L'histoire :
Les Merveilles de l'Univers décrivent des mondes improbables aux décors rétro où évoluent des créatures aux noms étranges comme le Normand Spinrad, ou des personnages décalés sortis tout droit de l'imagination des dessinateurs de Métal Hurlant. Le dessinateur espion vient de débarquer dans le magazine qui va révolutionner la bande dessinée de science fiction, et publie sans hésiter des illustrations décalées de ce jeune fan dessinateur surdoué. Quelques personnages récurrents comme Robbie Tiompkins vivent des histoires courtes et condensées qui traversent des univers bariolés à bord de vaisseaux spatiaux déglingués. L'émancipation graphique de l'auteur viendra avec Captain Futur, une aventure spatiale un peu foutraque, le premier album complet et la première esquisse d'un style réellement personnel. Il faudra encore un scénario de Rodolphe avec la brigade de Dépistage Hygiène débauchée par la Fondation pour une nouvelle colonisation pour que l'épure du trait s'affirme un peu plus. Et finalement Sam Bronx et les robots, récit ultra synthétique où les effets de style sont assumés comme une fin en soi. Le dessinateur espion est devenu Serge Clerc, illustrateur culte de la nouvelle ligne claire, et c'est ce parcours de jeunesse que l'auteur lui-même nous invite à parcourir. Avec modestie et beaucoup d'anecdotes, un retour guidé dans les premières années d'une carrière atypique.

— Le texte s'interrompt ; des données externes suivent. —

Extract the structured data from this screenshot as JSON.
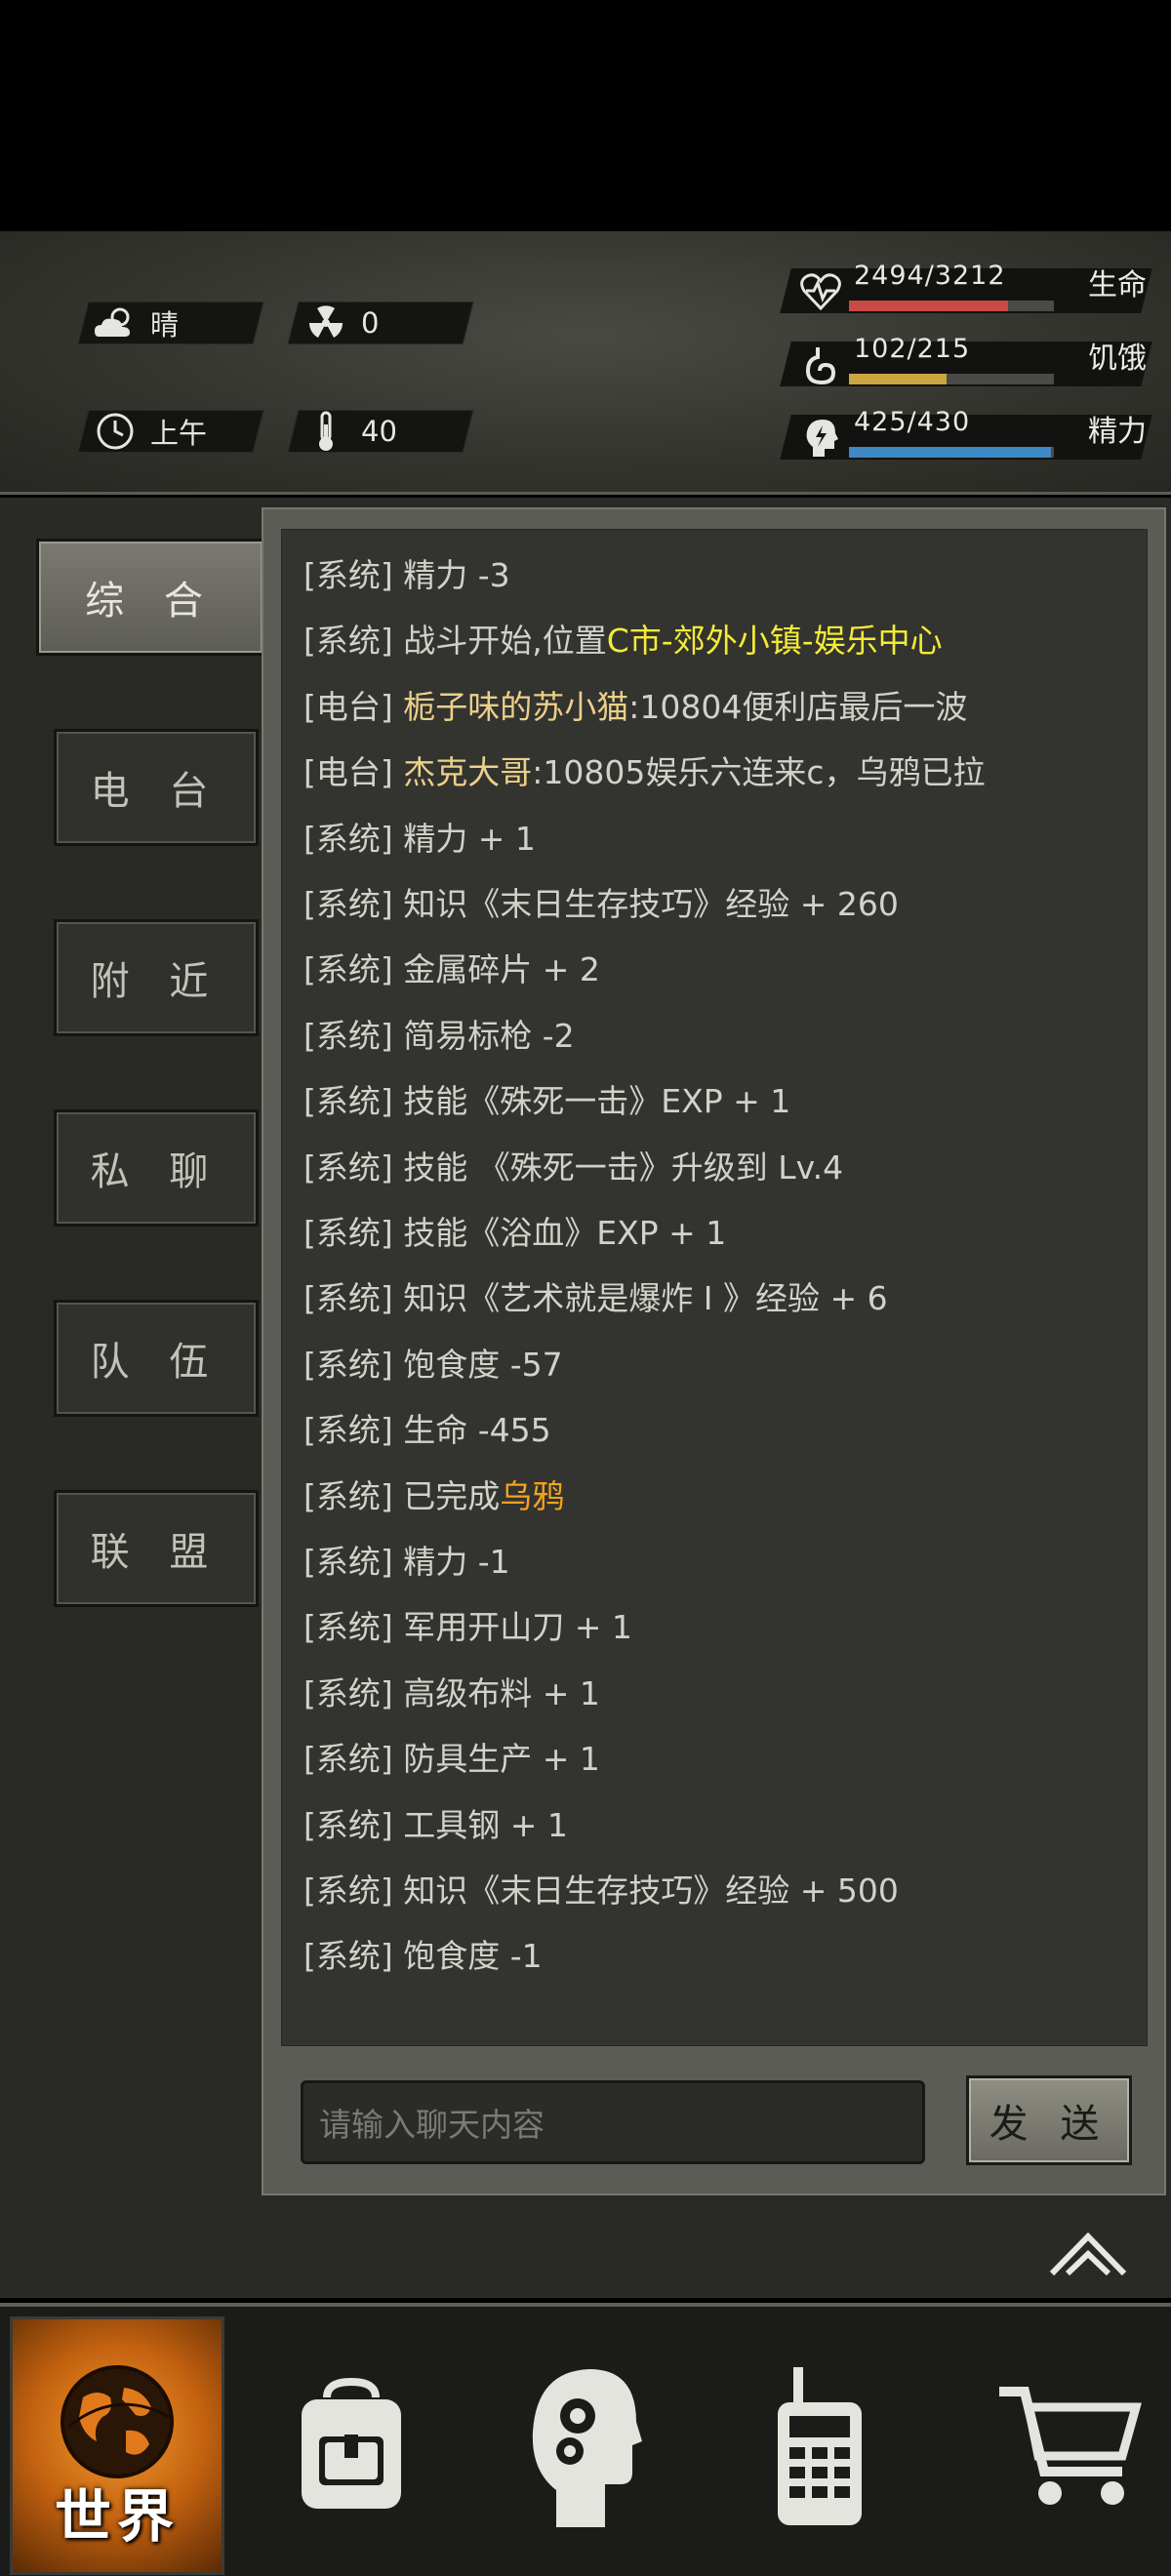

Ce qu'on en pense sur la planète BD :
Ce très bel album au papier soigné est un cadeau idéal pour les nostalgiques du Métal Hurlant des débuts. Un magazine ultra novateur et joyeusement anarchique qui détricotait tous les codes de la bande dessinée. Serge Clerc y occupa une place à part en débarquant tout jeune, et à sa grande surprise, dans les pages du mensuel culte. Aux côtés des grands auteurs SF de la décennie 70, le très jeune dessinateur se distinguait par un trait incroyablement mur mais ouvertement influencé par Moebius, Tardi et les grands illustrateurs américains de l'époque. Dès ses premières planches, Clerc montre un recul étonnant et un second degré constant dans ses visions décalées de l'univers de ses parrains. Cette intégrale regorge de dessins soigneusement reproduits, de scans des originaux que l'auteur a lui-même exhumés de ses archives. Le travail est remis dans son contexte par Serge Clerc lui-même, et montre l'évolution graphique étonnante d'un artiste devenu une icône de la ligne claire modernisée. Le trait simplifié à l’extrême qui représente aujourd'hui sa patte n'arrive que tardivement dans ce beau recueil de plus de 400 pages, Clerc ayant démarré sa carrière avec des brillantes mises en scène réalistes et aériennes. Comme l'époque le voulait, et à l'image de nombreux créateurs de Métal Hurlant, Clerc s'intéresse bien plus à la mise en images qu'à la qualité scénaristique des histoires qu'il illustre. Les clins d’œil aux univers du rock des heures de gloire de Rock & Folk sont nombreux, notamment sur les scénarios de Philippe Manoeuvre. Avec le recul d'un art qui a dépassé le besoin de se justifier, ce second degré paraît évidemment un peu décalé aujourd'hui. Mais la redécouverte dans sa continuité de ce travail révélateur d'une époque d'émancipation est un vrai régal. Cette intégrale des planche SF de Clerc est par ailleurs un objet soigné au tirage limité à 2500 exemplaires, incluant un tiré à part signé. Un cadeau idéal on vous dit... si vous ne loupez pas le coche.